Investing in emerging space capabilities will be among the Pentagon’s top budget and strategic focuses in the near future, U.S. Defense Secretary Chuck Hagel said during a Nov. 5 speech at the Center for Strategic and International Studies’ Global Security Forum.
Hagel’s comments come as the Defense Department struggles with the effects of the automatic budget cuts known as sequestration. Defense leaders have been revamping the Pentagon’s long-term budget strategy, including through the department’s Quadrennial Defense Review.
“We will need to more efficiently match our resources to our most important national security requirements. We can do things better,” Hagel said, according to a transcript. “A much-needed realignment of missions and resources is being undertaken across the Department.”
Hagel went on to describe “six priorities for budget and strategic planning efforts.” They included “protecting investments in emerging military capabilities — especially space, cyber, special operations forces, and intelligence, surveillance and reconnaissance.”

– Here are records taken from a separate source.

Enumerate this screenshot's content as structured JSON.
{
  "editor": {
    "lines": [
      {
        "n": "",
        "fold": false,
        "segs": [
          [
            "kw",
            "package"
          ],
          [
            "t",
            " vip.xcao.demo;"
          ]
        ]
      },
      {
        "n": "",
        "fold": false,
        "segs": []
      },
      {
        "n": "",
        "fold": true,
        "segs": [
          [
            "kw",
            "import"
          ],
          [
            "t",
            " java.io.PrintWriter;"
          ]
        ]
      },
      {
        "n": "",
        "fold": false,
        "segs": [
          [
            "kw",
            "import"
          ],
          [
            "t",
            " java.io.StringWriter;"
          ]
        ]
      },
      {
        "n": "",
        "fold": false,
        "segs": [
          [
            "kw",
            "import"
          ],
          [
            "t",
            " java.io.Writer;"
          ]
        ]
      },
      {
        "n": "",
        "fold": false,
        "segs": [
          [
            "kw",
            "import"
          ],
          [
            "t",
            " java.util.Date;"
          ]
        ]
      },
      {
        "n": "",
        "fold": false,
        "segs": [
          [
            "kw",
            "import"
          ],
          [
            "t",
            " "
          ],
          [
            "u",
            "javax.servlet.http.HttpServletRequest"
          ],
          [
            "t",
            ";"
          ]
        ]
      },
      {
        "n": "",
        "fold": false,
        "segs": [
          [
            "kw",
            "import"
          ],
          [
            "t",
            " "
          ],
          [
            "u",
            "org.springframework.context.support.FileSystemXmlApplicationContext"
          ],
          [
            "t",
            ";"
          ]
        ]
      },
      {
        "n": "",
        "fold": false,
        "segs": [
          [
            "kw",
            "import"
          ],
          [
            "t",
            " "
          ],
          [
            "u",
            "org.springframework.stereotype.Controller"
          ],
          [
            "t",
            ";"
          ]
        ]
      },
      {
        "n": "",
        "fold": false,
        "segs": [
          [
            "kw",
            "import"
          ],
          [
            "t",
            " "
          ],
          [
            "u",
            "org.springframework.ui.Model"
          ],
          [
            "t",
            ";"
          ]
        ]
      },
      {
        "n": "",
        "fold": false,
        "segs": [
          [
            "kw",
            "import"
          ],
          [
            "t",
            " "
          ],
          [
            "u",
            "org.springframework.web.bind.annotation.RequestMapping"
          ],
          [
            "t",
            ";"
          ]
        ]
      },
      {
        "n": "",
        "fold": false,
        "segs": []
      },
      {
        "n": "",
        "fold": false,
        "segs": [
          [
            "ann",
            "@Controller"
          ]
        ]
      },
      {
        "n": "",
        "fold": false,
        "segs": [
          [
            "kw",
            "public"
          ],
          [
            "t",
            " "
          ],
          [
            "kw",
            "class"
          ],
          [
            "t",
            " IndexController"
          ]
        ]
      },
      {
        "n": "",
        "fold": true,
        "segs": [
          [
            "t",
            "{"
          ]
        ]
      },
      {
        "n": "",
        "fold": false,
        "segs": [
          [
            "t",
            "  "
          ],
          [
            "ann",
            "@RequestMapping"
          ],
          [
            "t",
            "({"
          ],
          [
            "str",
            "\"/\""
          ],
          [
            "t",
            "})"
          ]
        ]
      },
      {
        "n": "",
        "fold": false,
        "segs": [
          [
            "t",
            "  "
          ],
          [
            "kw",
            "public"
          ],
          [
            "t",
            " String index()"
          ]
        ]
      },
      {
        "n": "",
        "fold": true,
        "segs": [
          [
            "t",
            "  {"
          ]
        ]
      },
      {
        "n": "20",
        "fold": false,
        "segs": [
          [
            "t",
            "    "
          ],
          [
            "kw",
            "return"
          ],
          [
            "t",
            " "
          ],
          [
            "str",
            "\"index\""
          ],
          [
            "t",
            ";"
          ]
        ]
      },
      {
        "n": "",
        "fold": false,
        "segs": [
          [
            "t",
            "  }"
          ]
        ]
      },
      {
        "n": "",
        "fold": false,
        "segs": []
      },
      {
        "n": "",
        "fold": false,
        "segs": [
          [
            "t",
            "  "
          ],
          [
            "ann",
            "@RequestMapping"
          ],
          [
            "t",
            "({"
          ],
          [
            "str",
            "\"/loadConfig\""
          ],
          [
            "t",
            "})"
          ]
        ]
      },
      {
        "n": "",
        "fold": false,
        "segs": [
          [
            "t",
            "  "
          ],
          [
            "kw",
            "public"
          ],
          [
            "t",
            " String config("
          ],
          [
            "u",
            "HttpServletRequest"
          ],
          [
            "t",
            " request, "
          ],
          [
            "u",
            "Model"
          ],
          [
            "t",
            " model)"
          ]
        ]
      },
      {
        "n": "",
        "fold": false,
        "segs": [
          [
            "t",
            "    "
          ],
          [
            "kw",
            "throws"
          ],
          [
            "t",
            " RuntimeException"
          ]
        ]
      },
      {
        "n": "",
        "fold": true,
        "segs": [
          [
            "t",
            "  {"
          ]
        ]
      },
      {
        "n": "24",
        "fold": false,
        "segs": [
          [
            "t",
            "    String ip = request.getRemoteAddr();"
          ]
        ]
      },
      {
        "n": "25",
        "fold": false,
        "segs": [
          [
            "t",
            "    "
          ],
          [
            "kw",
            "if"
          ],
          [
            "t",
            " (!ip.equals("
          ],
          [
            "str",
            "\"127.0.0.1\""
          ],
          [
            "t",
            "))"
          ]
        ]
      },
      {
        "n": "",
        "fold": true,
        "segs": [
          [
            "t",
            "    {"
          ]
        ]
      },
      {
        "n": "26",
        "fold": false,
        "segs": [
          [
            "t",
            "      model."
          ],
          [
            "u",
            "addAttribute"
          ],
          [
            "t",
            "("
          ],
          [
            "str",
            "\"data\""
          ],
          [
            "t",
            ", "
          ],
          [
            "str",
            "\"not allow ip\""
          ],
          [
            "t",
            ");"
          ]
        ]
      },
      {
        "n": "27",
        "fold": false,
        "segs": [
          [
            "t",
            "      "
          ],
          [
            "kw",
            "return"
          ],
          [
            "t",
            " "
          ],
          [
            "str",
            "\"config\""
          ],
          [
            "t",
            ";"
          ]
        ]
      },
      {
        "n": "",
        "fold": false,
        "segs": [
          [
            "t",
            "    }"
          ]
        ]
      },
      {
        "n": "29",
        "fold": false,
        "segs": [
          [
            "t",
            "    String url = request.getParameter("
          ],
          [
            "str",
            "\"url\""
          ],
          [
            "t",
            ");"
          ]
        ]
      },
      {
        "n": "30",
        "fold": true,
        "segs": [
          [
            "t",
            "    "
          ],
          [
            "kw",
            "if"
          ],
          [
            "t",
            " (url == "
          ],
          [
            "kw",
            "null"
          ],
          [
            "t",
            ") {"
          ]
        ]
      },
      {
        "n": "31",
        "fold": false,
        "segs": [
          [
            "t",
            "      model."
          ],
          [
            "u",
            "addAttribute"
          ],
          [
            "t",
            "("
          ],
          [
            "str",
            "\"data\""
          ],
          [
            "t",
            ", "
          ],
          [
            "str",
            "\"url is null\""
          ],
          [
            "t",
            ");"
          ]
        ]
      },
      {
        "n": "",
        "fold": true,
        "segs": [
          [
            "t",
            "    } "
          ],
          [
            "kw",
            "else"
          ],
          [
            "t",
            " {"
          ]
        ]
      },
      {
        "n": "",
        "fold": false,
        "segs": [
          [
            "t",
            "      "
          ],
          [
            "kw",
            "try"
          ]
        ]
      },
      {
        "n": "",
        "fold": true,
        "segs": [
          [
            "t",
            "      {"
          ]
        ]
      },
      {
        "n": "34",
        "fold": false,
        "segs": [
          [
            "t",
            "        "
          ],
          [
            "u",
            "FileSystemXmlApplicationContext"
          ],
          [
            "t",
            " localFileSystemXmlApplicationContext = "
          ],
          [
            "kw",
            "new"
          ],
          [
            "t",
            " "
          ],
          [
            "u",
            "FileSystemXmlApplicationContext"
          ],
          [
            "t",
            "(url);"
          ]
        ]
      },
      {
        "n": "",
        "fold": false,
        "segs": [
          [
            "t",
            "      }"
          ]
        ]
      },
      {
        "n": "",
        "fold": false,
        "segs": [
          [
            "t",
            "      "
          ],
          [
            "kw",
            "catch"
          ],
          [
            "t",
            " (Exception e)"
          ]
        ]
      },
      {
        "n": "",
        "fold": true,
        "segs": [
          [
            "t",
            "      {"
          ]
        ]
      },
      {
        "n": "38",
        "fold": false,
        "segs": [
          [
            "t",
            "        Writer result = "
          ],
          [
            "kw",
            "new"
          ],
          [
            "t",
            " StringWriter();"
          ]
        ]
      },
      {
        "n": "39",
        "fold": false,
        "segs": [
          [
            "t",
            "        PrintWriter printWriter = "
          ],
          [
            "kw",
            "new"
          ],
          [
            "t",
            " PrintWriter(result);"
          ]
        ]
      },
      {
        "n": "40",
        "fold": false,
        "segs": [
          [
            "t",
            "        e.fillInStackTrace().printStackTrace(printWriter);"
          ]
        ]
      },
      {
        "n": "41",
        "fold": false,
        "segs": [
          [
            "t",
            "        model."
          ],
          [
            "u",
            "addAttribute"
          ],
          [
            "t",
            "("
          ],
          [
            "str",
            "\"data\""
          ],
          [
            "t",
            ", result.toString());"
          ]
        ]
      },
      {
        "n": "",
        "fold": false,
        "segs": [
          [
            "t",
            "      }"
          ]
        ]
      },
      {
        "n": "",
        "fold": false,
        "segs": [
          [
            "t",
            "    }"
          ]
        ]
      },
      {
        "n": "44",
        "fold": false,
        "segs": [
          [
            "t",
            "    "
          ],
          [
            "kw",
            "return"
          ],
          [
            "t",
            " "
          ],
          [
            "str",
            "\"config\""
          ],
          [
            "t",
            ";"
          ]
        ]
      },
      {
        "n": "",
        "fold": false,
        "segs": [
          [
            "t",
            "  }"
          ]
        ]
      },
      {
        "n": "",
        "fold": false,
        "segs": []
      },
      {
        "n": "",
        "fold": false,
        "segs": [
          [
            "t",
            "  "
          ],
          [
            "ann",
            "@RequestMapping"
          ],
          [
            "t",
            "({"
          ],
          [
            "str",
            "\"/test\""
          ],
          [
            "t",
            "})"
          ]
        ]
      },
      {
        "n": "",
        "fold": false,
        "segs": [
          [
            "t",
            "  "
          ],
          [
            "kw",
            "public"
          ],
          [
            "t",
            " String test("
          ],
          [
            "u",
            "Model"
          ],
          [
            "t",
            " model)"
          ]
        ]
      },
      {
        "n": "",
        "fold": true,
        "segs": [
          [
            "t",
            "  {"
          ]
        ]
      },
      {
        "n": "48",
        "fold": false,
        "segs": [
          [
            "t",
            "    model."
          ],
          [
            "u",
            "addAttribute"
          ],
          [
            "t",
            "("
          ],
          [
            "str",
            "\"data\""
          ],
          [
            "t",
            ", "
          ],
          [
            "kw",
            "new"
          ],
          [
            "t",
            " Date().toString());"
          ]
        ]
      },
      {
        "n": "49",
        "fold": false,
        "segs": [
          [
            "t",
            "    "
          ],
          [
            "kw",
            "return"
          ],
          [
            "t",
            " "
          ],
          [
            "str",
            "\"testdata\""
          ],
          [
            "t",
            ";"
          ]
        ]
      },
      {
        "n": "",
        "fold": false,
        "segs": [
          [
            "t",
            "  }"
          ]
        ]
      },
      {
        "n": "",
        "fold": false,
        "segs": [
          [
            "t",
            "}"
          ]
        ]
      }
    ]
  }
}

“As our potential adversaries invest in more sophisticated capabilities and seek to frustrate our military’s traditional advantages — including our freedom of action and access — it will be important to maintain our decisive technological edge,” he said.
Hagel’s comments came two days before Gen. Mark Welsh, the Air Force chief of staff, testified before the Senate Armed Services Committee on the impact of sequestration, including what it would mean for the service’s space program.
“Continued sequestration would force us to reduce our network of space launch, on-orbit, and missile warning sensors to single points of failure,” Welsh told the committee, according to his written testimony. “Specifically, we would turn off redundant systems and reduce routine maintenance on the primary systems. Furthermore, it would slow our ability to determine whether space mishaps (collisions in space) are equipment failures, hostile actions, or environmental events.”